EN 101. 16
September 25, 2013
A Typical Tuesday
I decided to do my iExamen on Tuesday, September 24th. I am admittedly lazy on Tuesday's and Thursday's when I don't have class until 12:15, so I rolled out of bed around 11 and said goodbye to the only remaining roommate in my room as she left for class. Before engaging in this human interaction I checked twitter, instagram, and my texts. I do this every morning, which I realize is pretty irrational on days when I have an 8 a.m class considering no one has thoughts to share or interesting pictures to post that early in the morning. Before heading to class I rushed to eat lunch at Iggie's where I noticed almost everyone in the sandwich line standing with their arms crossed or their heads down on their cellphones. All of my friends have the opposite schedule from me on Tuesdays so I headed to class alone. The walk across campus alone always puts me on edge for some reason, and I noticed my self walking swifter than I do when with friends. Despite my feelings of semi-awkwardness, I made a point to put my phone away for this walk, as I had noticed recently how stand offish people who are always on their phones seem. The dependence on technology that I see in myself and in my peers soon became a theme of my iExamen.
My mind was mostly elsewhere in my classes on Tuesday. Monday brought news of various exams, projects, and commitments for the first week of October and I had a hard time getting those off my mind. The stress of school work in general this year has been an issue and I could especially feel it on Tuesday and noticed my mood was a bit lack luster and led to limited participation and interaction with classmates. Once I left English class I decided to shut off my cell phone for the time before and during my next class. As I look back now, this almost seems like a subconscious move on my part because I picked a time where I rarely used my phone anyway. I was early to class and sat in the waiting area of sellinger, where I was the only person not on a phone or a computer. I definitely felt a little out of place having nothing to look at, so I people watched which ended up being very entertaining.
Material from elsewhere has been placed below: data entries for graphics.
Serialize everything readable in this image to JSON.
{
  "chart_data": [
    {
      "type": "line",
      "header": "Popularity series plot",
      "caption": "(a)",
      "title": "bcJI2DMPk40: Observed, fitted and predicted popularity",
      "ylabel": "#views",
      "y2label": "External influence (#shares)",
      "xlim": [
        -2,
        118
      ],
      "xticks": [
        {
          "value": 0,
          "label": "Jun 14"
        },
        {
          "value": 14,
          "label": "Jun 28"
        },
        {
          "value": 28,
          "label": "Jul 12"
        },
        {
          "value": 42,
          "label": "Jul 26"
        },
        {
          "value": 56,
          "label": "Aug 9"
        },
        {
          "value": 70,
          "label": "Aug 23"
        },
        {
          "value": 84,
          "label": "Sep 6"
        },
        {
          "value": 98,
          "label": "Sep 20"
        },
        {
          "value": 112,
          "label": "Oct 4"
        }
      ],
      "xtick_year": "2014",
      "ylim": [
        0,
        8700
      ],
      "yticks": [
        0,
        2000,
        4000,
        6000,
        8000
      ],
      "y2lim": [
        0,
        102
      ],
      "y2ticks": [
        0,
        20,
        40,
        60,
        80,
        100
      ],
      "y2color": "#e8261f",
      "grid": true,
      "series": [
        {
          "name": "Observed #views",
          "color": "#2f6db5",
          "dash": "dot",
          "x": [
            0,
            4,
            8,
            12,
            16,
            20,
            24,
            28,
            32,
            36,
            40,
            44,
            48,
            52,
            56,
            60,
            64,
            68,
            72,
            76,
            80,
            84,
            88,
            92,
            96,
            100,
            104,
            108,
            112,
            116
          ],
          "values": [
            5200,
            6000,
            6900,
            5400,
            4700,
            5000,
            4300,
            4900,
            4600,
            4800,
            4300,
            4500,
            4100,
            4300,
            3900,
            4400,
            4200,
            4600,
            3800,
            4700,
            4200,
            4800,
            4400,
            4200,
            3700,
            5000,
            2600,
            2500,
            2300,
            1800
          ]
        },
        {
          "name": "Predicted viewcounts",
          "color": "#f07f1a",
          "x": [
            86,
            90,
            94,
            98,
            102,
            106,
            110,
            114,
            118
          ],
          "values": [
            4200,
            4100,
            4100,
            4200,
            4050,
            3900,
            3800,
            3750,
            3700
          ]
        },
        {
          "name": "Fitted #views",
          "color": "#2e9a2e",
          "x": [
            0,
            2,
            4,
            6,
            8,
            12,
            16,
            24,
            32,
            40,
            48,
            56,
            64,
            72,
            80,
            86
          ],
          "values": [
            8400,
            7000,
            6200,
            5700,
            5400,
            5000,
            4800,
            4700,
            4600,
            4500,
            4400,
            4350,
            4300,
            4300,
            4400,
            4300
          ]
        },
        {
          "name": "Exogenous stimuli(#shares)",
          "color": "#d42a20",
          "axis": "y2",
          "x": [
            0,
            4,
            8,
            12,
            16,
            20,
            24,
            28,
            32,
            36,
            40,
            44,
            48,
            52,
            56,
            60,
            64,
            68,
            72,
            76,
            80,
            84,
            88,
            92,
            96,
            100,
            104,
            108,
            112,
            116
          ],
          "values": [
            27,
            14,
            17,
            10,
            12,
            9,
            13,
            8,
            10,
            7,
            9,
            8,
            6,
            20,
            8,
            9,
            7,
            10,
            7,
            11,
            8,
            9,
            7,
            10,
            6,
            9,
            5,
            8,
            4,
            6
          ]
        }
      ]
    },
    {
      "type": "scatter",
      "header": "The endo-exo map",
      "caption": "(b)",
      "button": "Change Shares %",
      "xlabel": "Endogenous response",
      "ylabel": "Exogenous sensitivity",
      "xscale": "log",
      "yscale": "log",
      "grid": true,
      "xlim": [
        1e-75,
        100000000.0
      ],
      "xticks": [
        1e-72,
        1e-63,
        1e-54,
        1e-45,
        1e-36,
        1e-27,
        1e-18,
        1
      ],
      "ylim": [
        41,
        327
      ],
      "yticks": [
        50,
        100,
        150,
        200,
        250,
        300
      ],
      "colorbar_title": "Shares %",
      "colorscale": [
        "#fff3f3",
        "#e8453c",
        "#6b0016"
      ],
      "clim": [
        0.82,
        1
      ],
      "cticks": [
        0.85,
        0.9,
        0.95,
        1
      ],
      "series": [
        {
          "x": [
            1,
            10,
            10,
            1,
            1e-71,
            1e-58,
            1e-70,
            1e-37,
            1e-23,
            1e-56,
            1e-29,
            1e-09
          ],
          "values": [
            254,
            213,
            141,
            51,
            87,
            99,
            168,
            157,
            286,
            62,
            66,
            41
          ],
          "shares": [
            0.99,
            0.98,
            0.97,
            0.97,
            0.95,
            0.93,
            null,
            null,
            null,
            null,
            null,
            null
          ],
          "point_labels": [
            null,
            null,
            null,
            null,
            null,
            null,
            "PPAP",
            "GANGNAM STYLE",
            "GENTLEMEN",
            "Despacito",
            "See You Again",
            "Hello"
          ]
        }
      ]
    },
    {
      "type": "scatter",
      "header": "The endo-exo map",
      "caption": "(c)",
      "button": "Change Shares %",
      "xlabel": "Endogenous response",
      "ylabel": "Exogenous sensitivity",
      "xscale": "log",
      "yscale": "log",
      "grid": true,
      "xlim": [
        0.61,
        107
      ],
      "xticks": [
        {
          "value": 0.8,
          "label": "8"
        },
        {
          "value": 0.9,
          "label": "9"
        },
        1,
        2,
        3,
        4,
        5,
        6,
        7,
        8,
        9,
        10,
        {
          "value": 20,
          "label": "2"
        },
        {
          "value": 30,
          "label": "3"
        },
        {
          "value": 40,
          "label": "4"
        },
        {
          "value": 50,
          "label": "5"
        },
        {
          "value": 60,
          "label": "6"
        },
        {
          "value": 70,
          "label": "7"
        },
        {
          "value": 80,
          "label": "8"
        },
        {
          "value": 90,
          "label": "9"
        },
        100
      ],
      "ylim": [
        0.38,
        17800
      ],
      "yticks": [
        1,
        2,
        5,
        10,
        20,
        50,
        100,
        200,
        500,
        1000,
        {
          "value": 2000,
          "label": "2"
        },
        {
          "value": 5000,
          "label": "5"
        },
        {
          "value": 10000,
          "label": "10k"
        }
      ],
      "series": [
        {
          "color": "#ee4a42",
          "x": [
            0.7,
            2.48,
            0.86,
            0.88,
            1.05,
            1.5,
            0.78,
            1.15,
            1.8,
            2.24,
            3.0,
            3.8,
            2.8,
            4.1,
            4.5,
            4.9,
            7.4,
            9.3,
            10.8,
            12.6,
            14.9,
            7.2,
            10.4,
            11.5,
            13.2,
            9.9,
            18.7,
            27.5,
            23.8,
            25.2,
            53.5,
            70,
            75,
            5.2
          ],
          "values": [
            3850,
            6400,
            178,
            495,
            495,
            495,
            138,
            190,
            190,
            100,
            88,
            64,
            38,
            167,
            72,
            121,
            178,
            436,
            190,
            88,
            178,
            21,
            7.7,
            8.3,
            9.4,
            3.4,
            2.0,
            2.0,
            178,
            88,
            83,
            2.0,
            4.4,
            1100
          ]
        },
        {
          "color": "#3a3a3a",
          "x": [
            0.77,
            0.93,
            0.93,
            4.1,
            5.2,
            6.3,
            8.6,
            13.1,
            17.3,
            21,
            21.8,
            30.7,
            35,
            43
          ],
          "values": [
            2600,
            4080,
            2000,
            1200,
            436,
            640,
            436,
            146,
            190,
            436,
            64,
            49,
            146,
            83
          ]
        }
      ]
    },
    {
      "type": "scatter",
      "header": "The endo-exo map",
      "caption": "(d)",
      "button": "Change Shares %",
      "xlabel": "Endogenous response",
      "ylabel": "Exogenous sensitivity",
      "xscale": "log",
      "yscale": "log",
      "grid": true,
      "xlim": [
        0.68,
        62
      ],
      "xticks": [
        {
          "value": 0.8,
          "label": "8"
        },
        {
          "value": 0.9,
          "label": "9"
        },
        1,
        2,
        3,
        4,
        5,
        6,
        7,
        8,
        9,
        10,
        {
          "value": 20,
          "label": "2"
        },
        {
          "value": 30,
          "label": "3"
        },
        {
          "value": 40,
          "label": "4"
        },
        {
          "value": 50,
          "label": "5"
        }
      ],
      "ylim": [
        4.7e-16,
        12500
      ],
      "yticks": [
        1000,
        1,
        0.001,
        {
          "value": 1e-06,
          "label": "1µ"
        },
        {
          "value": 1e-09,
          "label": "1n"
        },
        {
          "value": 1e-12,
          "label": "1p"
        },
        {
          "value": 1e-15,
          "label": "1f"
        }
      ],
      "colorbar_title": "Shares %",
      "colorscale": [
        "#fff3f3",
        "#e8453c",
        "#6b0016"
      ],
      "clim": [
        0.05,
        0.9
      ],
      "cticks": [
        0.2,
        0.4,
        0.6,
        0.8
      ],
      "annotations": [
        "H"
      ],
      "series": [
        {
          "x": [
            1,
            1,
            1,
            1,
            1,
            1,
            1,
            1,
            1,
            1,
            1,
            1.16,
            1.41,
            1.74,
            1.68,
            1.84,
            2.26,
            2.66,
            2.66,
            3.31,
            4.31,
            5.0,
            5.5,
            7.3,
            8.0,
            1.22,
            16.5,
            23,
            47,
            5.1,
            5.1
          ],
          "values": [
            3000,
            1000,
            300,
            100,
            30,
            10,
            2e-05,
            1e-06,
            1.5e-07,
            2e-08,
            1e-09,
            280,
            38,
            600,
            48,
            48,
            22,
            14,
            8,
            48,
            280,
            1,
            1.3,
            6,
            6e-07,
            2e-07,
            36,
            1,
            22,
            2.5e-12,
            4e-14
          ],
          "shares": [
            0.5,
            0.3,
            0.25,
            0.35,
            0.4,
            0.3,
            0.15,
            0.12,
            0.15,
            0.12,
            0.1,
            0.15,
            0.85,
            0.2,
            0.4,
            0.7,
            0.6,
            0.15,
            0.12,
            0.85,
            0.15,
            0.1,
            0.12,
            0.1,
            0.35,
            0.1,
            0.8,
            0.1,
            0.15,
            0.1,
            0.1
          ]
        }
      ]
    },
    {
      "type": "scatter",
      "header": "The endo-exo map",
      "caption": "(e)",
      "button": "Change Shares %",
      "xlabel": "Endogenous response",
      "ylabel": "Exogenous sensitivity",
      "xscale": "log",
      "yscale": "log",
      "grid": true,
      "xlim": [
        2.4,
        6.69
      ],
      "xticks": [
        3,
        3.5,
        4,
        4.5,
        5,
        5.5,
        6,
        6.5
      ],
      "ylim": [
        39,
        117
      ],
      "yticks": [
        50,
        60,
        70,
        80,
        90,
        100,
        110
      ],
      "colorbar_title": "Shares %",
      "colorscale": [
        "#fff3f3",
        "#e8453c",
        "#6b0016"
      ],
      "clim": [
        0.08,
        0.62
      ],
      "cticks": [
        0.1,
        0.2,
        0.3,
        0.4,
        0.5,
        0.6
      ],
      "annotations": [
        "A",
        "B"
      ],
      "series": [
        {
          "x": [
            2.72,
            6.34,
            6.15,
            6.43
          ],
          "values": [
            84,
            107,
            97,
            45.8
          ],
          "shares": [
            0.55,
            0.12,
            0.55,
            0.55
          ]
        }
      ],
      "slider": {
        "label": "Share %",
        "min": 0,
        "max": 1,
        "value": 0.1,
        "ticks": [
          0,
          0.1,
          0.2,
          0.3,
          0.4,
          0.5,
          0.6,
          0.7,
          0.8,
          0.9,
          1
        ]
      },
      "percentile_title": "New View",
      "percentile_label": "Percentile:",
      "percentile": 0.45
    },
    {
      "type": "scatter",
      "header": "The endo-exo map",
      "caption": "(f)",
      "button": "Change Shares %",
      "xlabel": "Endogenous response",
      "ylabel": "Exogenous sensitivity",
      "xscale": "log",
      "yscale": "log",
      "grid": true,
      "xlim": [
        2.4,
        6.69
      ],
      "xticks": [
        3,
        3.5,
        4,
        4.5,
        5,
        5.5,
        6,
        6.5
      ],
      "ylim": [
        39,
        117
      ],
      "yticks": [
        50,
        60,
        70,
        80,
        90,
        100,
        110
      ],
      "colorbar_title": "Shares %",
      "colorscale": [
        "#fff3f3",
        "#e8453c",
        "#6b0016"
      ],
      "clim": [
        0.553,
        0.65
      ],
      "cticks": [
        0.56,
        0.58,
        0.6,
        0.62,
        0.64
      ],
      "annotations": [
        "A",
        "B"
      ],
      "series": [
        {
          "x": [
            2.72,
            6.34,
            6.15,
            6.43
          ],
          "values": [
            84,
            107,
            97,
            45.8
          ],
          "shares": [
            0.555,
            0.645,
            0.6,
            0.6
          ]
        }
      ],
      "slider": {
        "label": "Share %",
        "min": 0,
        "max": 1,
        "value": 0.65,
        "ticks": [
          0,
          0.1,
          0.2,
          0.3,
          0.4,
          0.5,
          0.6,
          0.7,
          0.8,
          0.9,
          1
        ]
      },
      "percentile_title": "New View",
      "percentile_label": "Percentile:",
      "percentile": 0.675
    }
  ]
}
It was interesting to see how a group of guys interact versus how a group of all girls interact. Once my next class began I attempted to make more of an effort to participate after noticing that my thoughts about all I had to do were holding me back. The iExamen allowed me to reflect almost immediately on my behavior and attitude because I was observing myself so carefully.
After class ended I decided to not use my phone until I was back in my dorm. Almost immediately after leaving the building, something happened that I have never had happen to me on this campus. A stranger walking beside me asked "How is your day going?" I was very thrown off at first, since in all honestly I would never ask a stranger this. The conversation had a few awkward pauses but overall flowed pretty well. I'm not sure if it is something I am pre-disposed to from other encounters, but usually when a guy I don't know begins to chat me up I see it as weird and even a little creepy. Perhaps if it had been a boy walking next to him this conversation wouldn't have arose, and I do think that is a possibility, but regardless it was actually a really nice experience. It made me realize that encounters like this shouldn't be so out of the norm and that if more people were that open when walking alone back from class instead of looking down at their phones that there could overall be a more pleasant environment. This glimpse at life without such dependency on technology truly made me happy until I was snapped back into reality when I walked into an awkward, head-down, cell-phone using Newman Elevator.
The iExamen allowed me to look into the behavior of others and gave me a lot of insight on myself and things I may want to change. It gave me a chance to look into some of our general social norms, such as always using a phone when alone and often not interacting with people outside our immediate friend group. Most importantly, the iExamen and the man I met walking across the North Charles Street bridge made me questions these norms.